Когда взрослые вернулись, им пришлось долго искать и будить меня… «Так я и знала! — сказала мама. — Ты все-таки показал ему пальчик!»…

А потом дедушка Абрам-Мойше стал бегать за мной во сне. Все бы ничего, если бы не был он почему-то без кожи. Полтуловища красного мяса!.. Ну не мог же я в свои малые годы видеть анатомический атлас. Не иначе как мне чей-то чужой сон приснился…

А тем зимним вечером мы с папой отправились в гости к Арбакситу. А, может, он был Арпаксит. Такой толстый дядька, папин начальник. Мы шли по дну белого оврага, поднимались вверх, и ночь была светлой от снега. Снег шуршал, сползая с еловых веток, скрипел под подошвами валенок. Было просторно и тихо. И только закутанные в снег дома пыхтели печными трубами.

Мы пришли первыми. — Ой, ой, ой! — заметалась жена Арбаксита (или Арпаксита), тетя Ната, — я же еще не одета!.. Она кинулась за ширму, завозилась там, а я уставился на елку, с макушки до пят завешанную чудными шарами и цветными лошадками. Висели там и конфеты в серебряных фантиках, и золотые мандарины. А внизу в ватном сугробе утопал Дед Мороз. Самый настоящий, только меньше меня ростом.

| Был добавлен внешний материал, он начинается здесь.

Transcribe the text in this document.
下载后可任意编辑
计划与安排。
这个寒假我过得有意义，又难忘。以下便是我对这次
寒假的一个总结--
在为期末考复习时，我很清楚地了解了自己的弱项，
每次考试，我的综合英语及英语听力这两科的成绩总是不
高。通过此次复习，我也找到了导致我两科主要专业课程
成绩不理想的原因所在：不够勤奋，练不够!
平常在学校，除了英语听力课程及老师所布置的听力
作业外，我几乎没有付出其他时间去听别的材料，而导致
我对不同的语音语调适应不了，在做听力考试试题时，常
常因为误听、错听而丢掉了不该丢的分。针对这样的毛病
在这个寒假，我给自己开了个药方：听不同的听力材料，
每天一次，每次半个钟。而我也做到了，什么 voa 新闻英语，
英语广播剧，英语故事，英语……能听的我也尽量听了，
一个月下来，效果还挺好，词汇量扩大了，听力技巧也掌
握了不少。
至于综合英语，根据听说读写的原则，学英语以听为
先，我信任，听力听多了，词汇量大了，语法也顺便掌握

Это была первая елка, которую я видел. И первый Новый год, который меня взяли встречать со взрослыми. Только без мамы почему-то. — А где же Дора? — спросила тетя Ната, выходя из-за ширмы. Нарядная такая. И сунула мне в руку мандарин. Она сняла его с елки. Он был прохладный и липкий — смола накапала. Я незаметно обтер его о штанишки (рейтузы папа с меня уже стащил) и стал отковыривать скорлупу. От запаха зачесалось в носу. Но чихнуть я не успел — в прихожей отряхивали обувь, здоровались, смеялись. Гости собирались на елку.

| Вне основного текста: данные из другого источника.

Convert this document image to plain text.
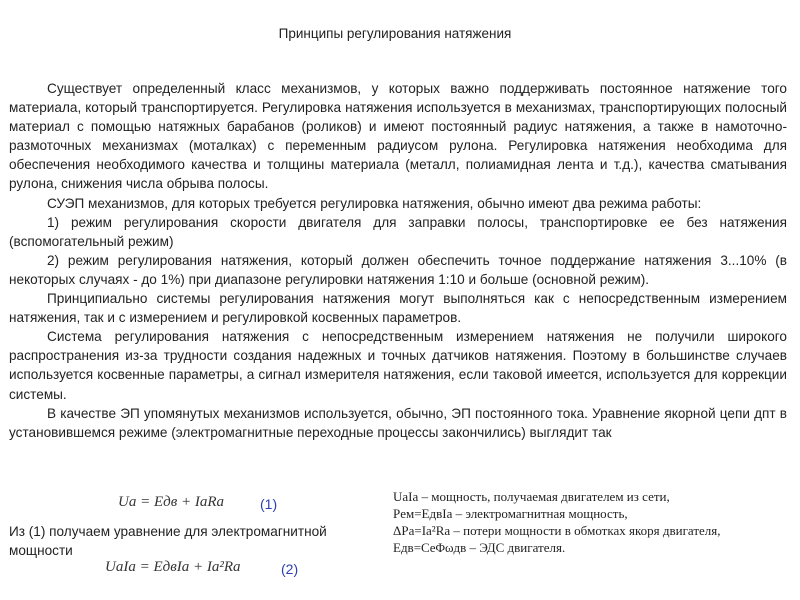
Принципы регулирования натяжения

Существует определенный класс механизмов, у которых важно поддерживать постоянное натяжение того материала, который транспортируется. Регулировка натяжения используется в механизмах, транспортирующих полосный материал с помощью натяжных барабанов (роликов) и имеют постоянный радиус натяжения, а также в намоточно-размоточных механизмах (моталках) с переменным радиусом рулона. Регулировка натяжения необходима для обеспечения необходимого качества и толщины материала (металл, полиамидная лента и т.д.), качества сматывания рулона, снижения числа обрыва полосы.

СУЭП механизмов, для которых требуется регулировка натяжения, обычно имеют два режима работы:

1) режим регулирования скорости двигателя для заправки полосы, транспортировке ее без натяжения (вспомогательный режим)

2) режим регулирования натяжения, который должен обеспечить точное поддержание натяжения 3...10% (в некоторых случаях - до 1%) при диапазоне регулировки натяжения 1:10 и больше (основной режим).

Принципиально системы регулирования натяжения могут выполняться как с непосредственным измерением натяжения, так и с измерением и регулировкой косвенных параметров.

Система регулирования натяжения с непосредственным измерением натяжения не получили широкого распространения из-за трудности создания надежных и точных датчиков натяжения. Поэтому в большинстве случаев используется косвенные параметры, а сигнал измерителя натяжения, если таковой имеется, используется для коррекции системы.

В качестве ЭП упомянутых механизмов используется, обычно, ЭП постоянного тока. Уравнение якорной цепи дпт в установившемся режиме (электромагнитные переходные процессы закончились) выглядит так

Uа = Eдв + IаRа	(1)
Из (1) получаем уравнение для электромагнитной мощности
UаIа = EдвIа + Iа²Rа	(2)
UаIа – мощность, получаемая двигателем из сети,
Pем=EдвIа – электромагнитная мощность,
ΔPа=Iа²Rа – потери мощности в обмотках якоря двигателя,
Eдв=CеΦωдв – ЭДС двигателя.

— А где же Дора? — спросила красивая тетя Таня, продавщица из папиного магазина. Папа только пожал плечами. Мол: — Хвейс? Я знаю?.. В нашей семье это «Хвейс?» было любимым ответом на все вопросы. Но красивая тетя Таня не отставала: — Котик, а где же Дора?..

Я не успел подумать:» — а почему «котик»? Так мама называет только меня?..» — как тут же другой папин начальник, дядя Герцойг, стал приставать к папе: — Герш, ты опять один? Где Дора?.. Папа только приподнял плечо, но сказать свое «Хвейс?» не успел. Тетя Ната его перебила: — Она что, своего животика стесняется? — А! — вздохнули все. — Так вы ребеночка ждете!.. Сестренку этому бохеру!

Одна красивая тетя Таня не радовалась. — И когда это ты, котик, поспел? — приставала она к папе. Но дядя Арбаксит (или Арпаксит) и дядя Герцойг уже тащили его к дверям. — Поедем! Поедем! Какой же Новый год без Доры! — Не успеем!.. — пробовал сопротивляться папа. Но на него натягивали пальто и пихали в руки шапку. — Схватим машину и привезем твою Дору к самому Новому году!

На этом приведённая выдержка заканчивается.